Rebirth of ODODE-IDANRE Cooperative Multipurpose Union
Wasimi, Ondo East Local Government Area, Ondo State, Nigeria. Odode Cooperative Multipurpose Union (CMU) was registered in early 1958 as a marketing union in Ondo State, Nigeria. It had a membership of over 650 cocoa farmers. The union traded over 5000 metric tons of cocoa. The union was doing well and making progress. Odode CMU had a warehouse, fuel station and office building. However, all development ended in 1986 when the cocoa trade was liberalized in Nigeria. The cocoa board was abolished and no protection for the members of the cooperatives was provided. As a result, membership dropped from 650 to 120 cocoa farmers and the volume of cocoa traded fell from 5000 to 20 metric tons a year.
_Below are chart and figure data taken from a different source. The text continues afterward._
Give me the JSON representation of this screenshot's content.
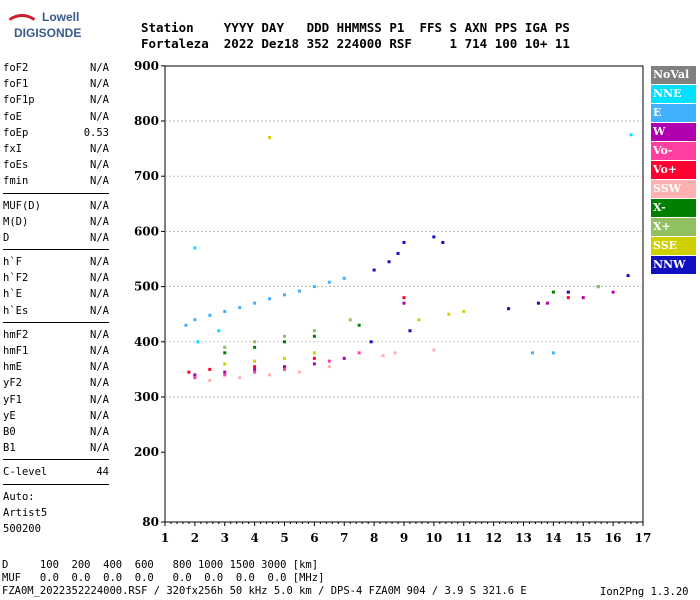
{
  "logo": {
    "line1": "Lowell",
    "line2": "DIGISONDE"
  },
  "header": {
    "line1": "Station    YYYY DAY   DDD HHMMSS P1  FFS S AXN PPS IGA PS",
    "line2": "Fortaleza  2022 Dez18 352 224000 RSF     1 714 100 10+ 11"
  },
  "params_group1": [
    {
      "name": "foF2",
      "value": "N/A"
    },
    {
      "name": "foF1",
      "value": "N/A"
    },
    {
      "name": "foF1p",
      "value": "N/A"
    },
    {
      "name": "foE",
      "value": "N/A"
    },
    {
      "name": "foEp",
      "value": "0.53"
    },
    {
      "name": "fxI",
      "value": "N/A"
    },
    {
      "name": "foEs",
      "value": "N/A"
    },
    {
      "name": "fmin",
      "value": "N/A"
    }
  ],
  "params_group2": [
    {
      "name": "MUF(D)",
      "value": "N/A"
    },
    {
      "name": "M(D)",
      "value": "N/A"
    },
    {
      "name": "D",
      "value": "N/A"
    }
  ],
  "params_group3": [
    {
      "name": "h`F",
      "value": "N/A"
    },
    {
      "name": "h`F2",
      "value": "N/A"
    },
    {
      "name": "h`E",
      "value": "N/A"
    },
    {
      "name": "h`Es",
      "value": "N/A"
    }
  ],
  "params_group4": [
    {
      "name": "hmF2",
      "value": "N/A"
    },
    {
      "name": "hmF1",
      "value": "N/A"
    },
    {
      "name": "hmE",
      "value": "N/A"
    },
    {
      "name": "yF2",
      "value": "N/A"
    },
    {
      "name": "yF1",
      "value": "N/A"
    },
    {
      "name": "yE",
      "value": "N/A"
    },
    {
      "name": "B0",
      "value": "N/A"
    },
    {
      "name": "B1",
      "value": "N/A"
    }
  ],
  "clevel": {
    "name": "C-level",
    "value": "44"
  },
  "auto": {
    "line1": "Auto:",
    "line2": "Artist5",
    "line3": "500200"
  },
  "legend": [
    {
      "label": "NoVal",
      "color": "#808080"
    },
    {
      "label": "NNE",
      "color": "#00e0ff"
    },
    {
      "label": "E",
      "color": "#40b0ff"
    },
    {
      "label": "W",
      "color": "#b000b0"
    },
    {
      "label": "Vo-",
      "color": "#ff40a0"
    },
    {
      "label": "Vo+",
      "color": "#ff0030"
    },
    {
      "label": "SSW",
      "color": "#ffb0b0"
    },
    {
      "label": "X-",
      "color": "#008000"
    },
    {
      "label": "X+",
      "color": "#90c060"
    },
    {
      "label": "SSE",
      "color": "#d0d000"
    },
    {
      "label": "NNW",
      "color": "#1010c0"
    }
  ],
  "footer": {
    "line1": "D     100  200  400  600   800 1000 1500 3000 [km]",
    "line2": "MUF   0.0  0.0  0.0  0.0   0.0  0.0  0.0  0.0 [MHz]",
    "line3": "FZA0M_2022352224000.RSF / 320fx256h 50 kHz 5.0 km / DPS-4 FZA0M 904 / 3.9 S 321.6 E"
  },
  "credit": "Ion2Png 1.3.20",
  "chart_data": {
    "type": "scatter",
    "title": "",
    "xlabel": "",
    "ylabel": "",
    "x_ticks": [
      1,
      2,
      3,
      4,
      5,
      6,
      7,
      8,
      9,
      10,
      11,
      12,
      13,
      14,
      15,
      16,
      17
    ],
    "y_ticks": [
      80,
      200,
      300,
      400,
      500,
      600,
      700,
      800,
      900
    ],
    "xlim": [
      1,
      17
    ],
    "ylim_labels": [
      80,
      900
    ],
    "grid": "horizontal dashed at 300,400,500,600,700,800",
    "series": [
      {
        "name": "E",
        "color": "#40b0ff",
        "points": [
          [
            1.7,
            430
          ],
          [
            2.0,
            440
          ],
          [
            2.5,
            448
          ],
          [
            3.0,
            455
          ],
          [
            3.5,
            462
          ],
          [
            4.0,
            470
          ],
          [
            4.5,
            478
          ],
          [
            5.0,
            485
          ],
          [
            5.5,
            492
          ],
          [
            6.0,
            500
          ],
          [
            6.5,
            508
          ],
          [
            7.0,
            515
          ],
          [
            13.3,
            380
          ],
          [
            14.0,
            380
          ]
        ]
      },
      {
        "name": "NNW",
        "color": "#1010c0",
        "points": [
          [
            8.0,
            530
          ],
          [
            8.5,
            545
          ],
          [
            8.8,
            560
          ],
          [
            9.0,
            580
          ],
          [
            10.0,
            590
          ],
          [
            10.3,
            580
          ],
          [
            12.5,
            460
          ],
          [
            13.5,
            470
          ],
          [
            14.5,
            490
          ],
          [
            15.5,
            500
          ],
          [
            16.5,
            520
          ],
          [
            7.9,
            400
          ],
          [
            9.2,
            420
          ]
        ]
      },
      {
        "name": "NNE",
        "color": "#00e0ff",
        "points": [
          [
            2.0,
            570
          ],
          [
            2.1,
            400
          ],
          [
            2.8,
            420
          ],
          [
            16.6,
            775
          ]
        ]
      },
      {
        "name": "W",
        "color": "#b000b0",
        "points": [
          [
            2.0,
            340
          ],
          [
            3.0,
            345
          ],
          [
            4.0,
            350
          ],
          [
            5.0,
            355
          ],
          [
            6.0,
            360
          ],
          [
            7.0,
            370
          ],
          [
            9.0,
            470
          ],
          [
            13.8,
            470
          ],
          [
            15.0,
            480
          ],
          [
            16.0,
            490
          ]
        ]
      },
      {
        "name": "Vo-",
        "color": "#ff40a0",
        "points": [
          [
            2.0,
            335
          ],
          [
            3.0,
            340
          ],
          [
            4.0,
            345
          ],
          [
            5.0,
            350
          ],
          [
            6.5,
            365
          ],
          [
            7.5,
            380
          ]
        ]
      },
      {
        "name": "Vo+",
        "color": "#ff0030",
        "points": [
          [
            1.8,
            345
          ],
          [
            2.5,
            350
          ],
          [
            4.0,
            355
          ],
          [
            6.0,
            370
          ],
          [
            9.0,
            480
          ],
          [
            14.5,
            480
          ]
        ]
      },
      {
        "name": "SSW",
        "color": "#ffb0b0",
        "points": [
          [
            2.5,
            330
          ],
          [
            3.5,
            335
          ],
          [
            4.5,
            340
          ],
          [
            5.5,
            345
          ],
          [
            6.5,
            355
          ],
          [
            8.3,
            375
          ],
          [
            8.7,
            380
          ],
          [
            10.0,
            385
          ]
        ]
      },
      {
        "name": "X-",
        "color": "#008000",
        "points": [
          [
            3.0,
            380
          ],
          [
            4.0,
            390
          ],
          [
            5.0,
            400
          ],
          [
            6.0,
            410
          ],
          [
            7.5,
            430
          ],
          [
            14.0,
            490
          ]
        ]
      },
      {
        "name": "X+",
        "color": "#90c060",
        "points": [
          [
            3.0,
            390
          ],
          [
            4.0,
            400
          ],
          [
            5.0,
            410
          ],
          [
            6.0,
            420
          ],
          [
            7.2,
            440
          ],
          [
            15.5,
            500
          ]
        ]
      },
      {
        "name": "SSE",
        "color": "#d0d000",
        "points": [
          [
            3.0,
            360
          ],
          [
            4.0,
            365
          ],
          [
            5.0,
            370
          ],
          [
            6.0,
            380
          ],
          [
            9.5,
            440
          ],
          [
            10.5,
            450
          ],
          [
            11.0,
            455
          ],
          [
            4.5,
            770
          ]
        ]
      }
    ]
  }
}
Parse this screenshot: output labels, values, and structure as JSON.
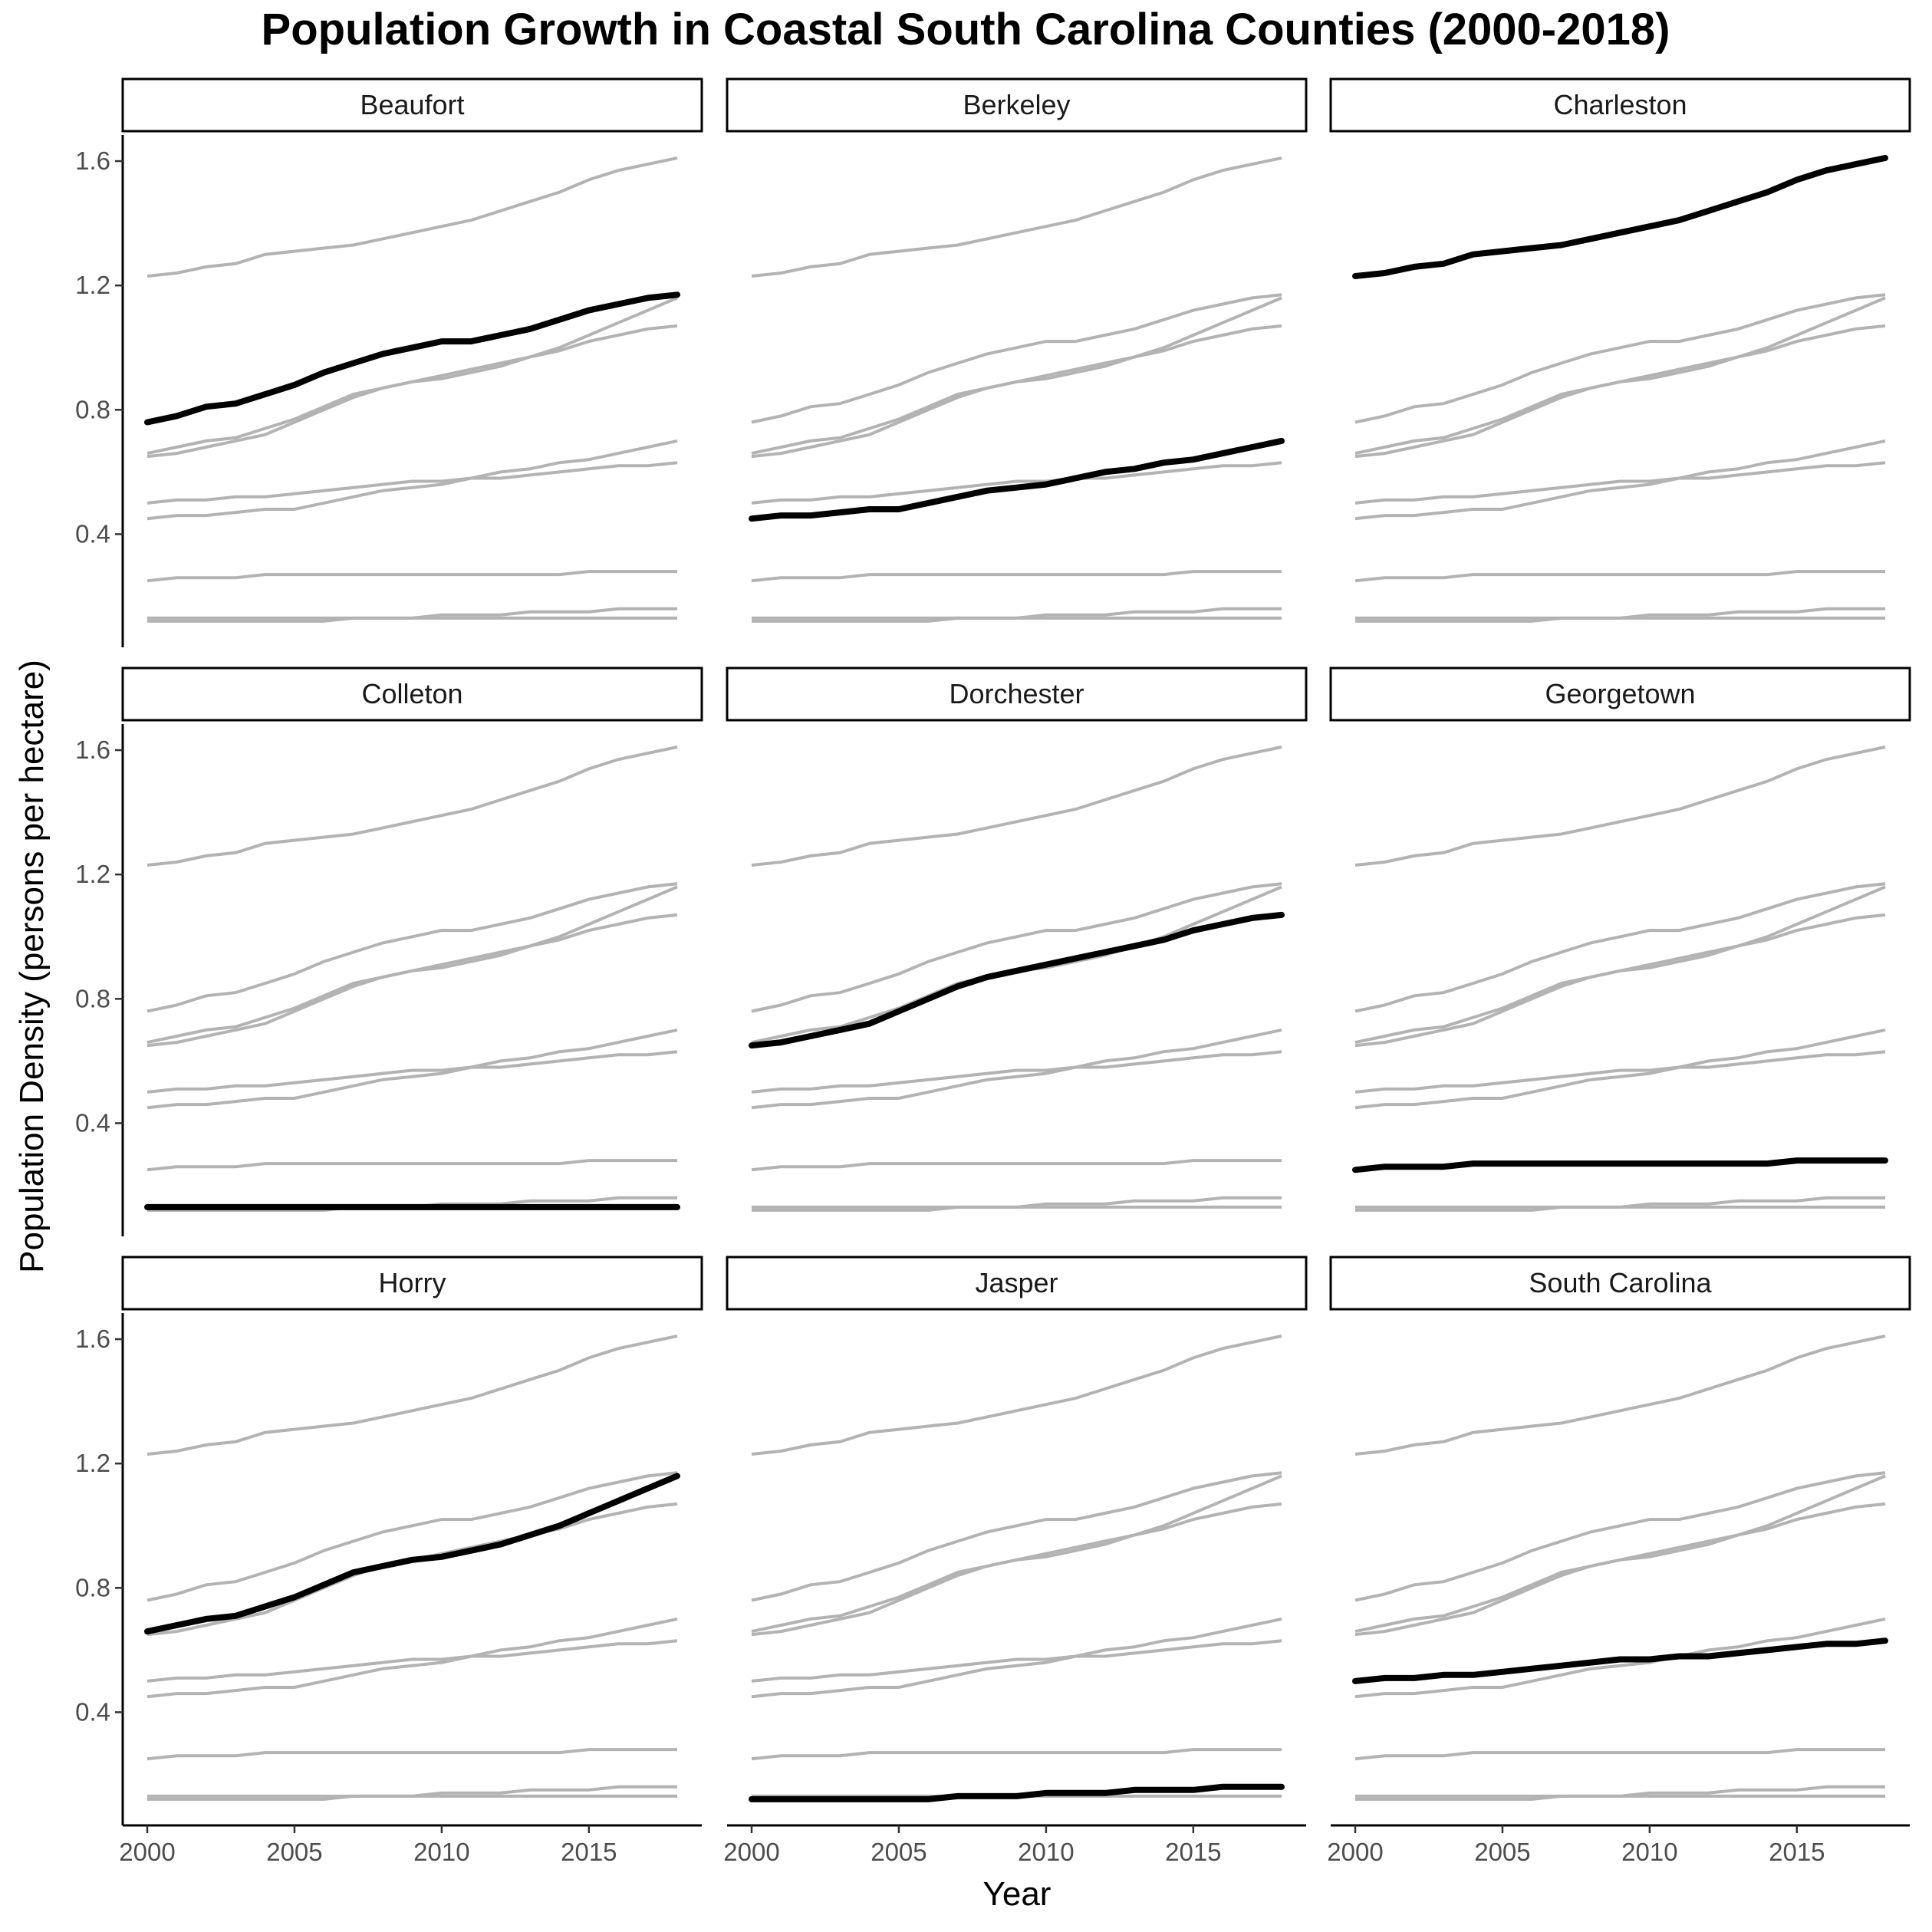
{
  "chart_data": {
    "type": "line",
    "title": "Population Growth in Coastal South Carolina Counties (2000-2018)",
    "xlabel": "Year",
    "ylabel": "Population Density (persons per hectare)",
    "x": [
      2000,
      2001,
      2002,
      2003,
      2004,
      2005,
      2006,
      2007,
      2008,
      2009,
      2010,
      2011,
      2012,
      2013,
      2014,
      2015,
      2016,
      2017,
      2018
    ],
    "xlim": [
      2000,
      2018
    ],
    "ylim": [
      0.11,
      1.61
    ],
    "x_ticks": [
      "2000",
      "2005",
      "2010",
      "2015"
    ],
    "y_ticks": [
      "0.4",
      "0.8",
      "1.2",
      "1.6"
    ],
    "facets": [
      "Beaufort",
      "Berkeley",
      "Charleston",
      "Colleton",
      "Dorchester",
      "Georgetown",
      "Horry",
      "Jasper",
      "South Carolina"
    ],
    "series": [
      {
        "name": "Beaufort",
        "values": [
          0.76,
          0.78,
          0.81,
          0.82,
          0.85,
          0.88,
          0.92,
          0.95,
          0.98,
          1.0,
          1.02,
          1.02,
          1.04,
          1.06,
          1.09,
          1.12,
          1.14,
          1.16,
          1.17
        ]
      },
      {
        "name": "Berkeley",
        "values": [
          0.45,
          0.46,
          0.46,
          0.47,
          0.48,
          0.48,
          0.5,
          0.52,
          0.54,
          0.55,
          0.56,
          0.58,
          0.6,
          0.61,
          0.63,
          0.64,
          0.66,
          0.68,
          0.7
        ]
      },
      {
        "name": "Charleston",
        "values": [
          1.23,
          1.24,
          1.26,
          1.27,
          1.3,
          1.31,
          1.32,
          1.33,
          1.35,
          1.37,
          1.39,
          1.41,
          1.44,
          1.47,
          1.5,
          1.54,
          1.57,
          1.59,
          1.61
        ]
      },
      {
        "name": "Colleton",
        "values": [
          0.13,
          0.13,
          0.13,
          0.13,
          0.13,
          0.13,
          0.13,
          0.13,
          0.13,
          0.13,
          0.13,
          0.13,
          0.13,
          0.13,
          0.13,
          0.13,
          0.13,
          0.13,
          0.13
        ]
      },
      {
        "name": "Dorchester",
        "values": [
          0.65,
          0.66,
          0.68,
          0.7,
          0.72,
          0.76,
          0.8,
          0.84,
          0.87,
          0.89,
          0.91,
          0.93,
          0.95,
          0.97,
          0.99,
          1.02,
          1.04,
          1.06,
          1.07
        ]
      },
      {
        "name": "Georgetown",
        "values": [
          0.25,
          0.26,
          0.26,
          0.26,
          0.27,
          0.27,
          0.27,
          0.27,
          0.27,
          0.27,
          0.27,
          0.27,
          0.27,
          0.27,
          0.27,
          0.28,
          0.28,
          0.28,
          0.28
        ]
      },
      {
        "name": "Horry",
        "values": [
          0.66,
          0.68,
          0.7,
          0.71,
          0.74,
          0.77,
          0.81,
          0.85,
          0.87,
          0.89,
          0.9,
          0.92,
          0.94,
          0.97,
          1.0,
          1.04,
          1.08,
          1.12,
          1.16
        ]
      },
      {
        "name": "Jasper",
        "values": [
          0.12,
          0.12,
          0.12,
          0.12,
          0.12,
          0.12,
          0.12,
          0.13,
          0.13,
          0.13,
          0.14,
          0.14,
          0.14,
          0.15,
          0.15,
          0.15,
          0.16,
          0.16,
          0.16
        ]
      },
      {
        "name": "South Carolina",
        "values": [
          0.5,
          0.51,
          0.51,
          0.52,
          0.52,
          0.53,
          0.54,
          0.55,
          0.56,
          0.57,
          0.57,
          0.58,
          0.58,
          0.59,
          0.6,
          0.61,
          0.62,
          0.62,
          0.63
        ]
      }
    ],
    "colors": {
      "highlight": "#000000",
      "other": "#b3b3b3"
    },
    "grid": false,
    "legend": "none"
  }
}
When the WCF Cocoa Livelihoods Program (WCF/CLP) started in 2009, program implementers faced a tough challenge in bringing this farmer organization back to life. After many hours of training and support, Odode CMU is back on the path to growth. Membership has increased from 120 to 480 farmers and the volume traded from 20 tons to 105 tons. The Union has hired a competent manager and the account books are being used. ODODE is now linked to a reputable exporter in Nigeria that provides access to agri-inputs for members. The democratic life of the cooperative is also stronger. New officers have been elected, the board meets on a regular basis and several committees are operational. The latest achievement by the farmer organization was obtaining its registration under the UTZ certification program.
Pius Akinmubori, who was elected president of the group for a second term, told us the following, “Through collective trading, I now obtain good prices for my cocoa. I have benefited through input support from a local exporter, which I will pay back through cocoa supplied to it. The interest rate is reasonable when compared with borrowing on the open market. Farmer Field School (FFS) has also trained me to use fewer chemicals and convinced me of the importance of cleaning and pruning on my farm. I sold more than 5 metric tons of graded cocoa to the union last trading season compared to the one ton I supplied in the past. My confidence has increased by being a union member. And I have more income.”